ECLI:NL:RVS:2024:4572
Raad van State
- Voorlopige voorziening+bodemzaak
- Rechtspraak.nl
Hoger beroep en verzoek om voorlopige voorziening in asielzaak
Op 12 november 2024 heeft de voorzieningenrechter van de Afdeling bestuursrechtspraak van de Raad van State uitspraak gedaan in een zaak waarbij een vreemdeling in hoger beroep ging tegen een eerdere uitspraak van de rechtbank Den Haag. De vreemdeling had op 19 augustus 2024 een aanvraag ingediend voor een verblijfsvergunning asiel voor bepaalde tijd, maar deze aanvraag werd door de minister van Asiel en Migratie niet in behandeling genomen. De rechtbank verklaarde het beroep van de vreemdeling op 18 oktober 2024 ongegrond. Hierop heeft de vreemdeling, vertegenwoordigd door mr. A. Alkir, hoger beroep ingesteld en verzocht om een voorlopige voorziening.
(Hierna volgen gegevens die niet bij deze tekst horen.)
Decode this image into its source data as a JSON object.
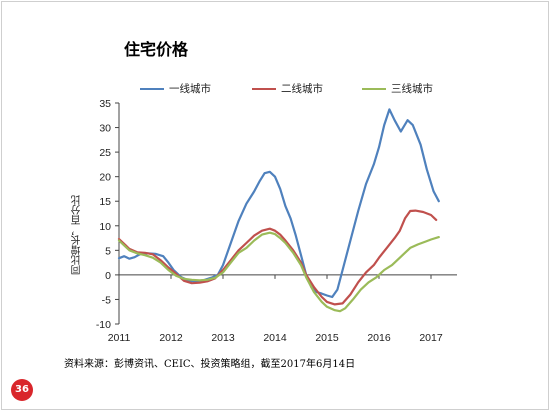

De voorzieningenrechter heeft geoordeeld dat het hoger beroep niet leidt tot vernietiging van de uitspraak van de rechtbank. De reden hiervoor is dat het hogerberoepschrift geen vragen bevat die in het belang van de rechtseenheid, de rechtsontwikkeling of de rechtsbescherming in algemene zin beantwoord moeten worden. Het hoger beroep betreft een rechtsvraag die eerder door de Afdeling is beantwoord, en biedt geen aanleiding om in dit geval anders te oordelen.
De voorzieningenrechter heeft het verzoek om voorlopige voorziening afgewezen en de uitspraak van de rechtbank bevestigd. De minister hoeft geen proceskosten te vergoeden. De uitspraak is openbaar uitgesproken op 12 november 2024, en is vastgesteld door mr. J.M. Willems, met mr. A.M. van Meurs-Heuvel als griffier.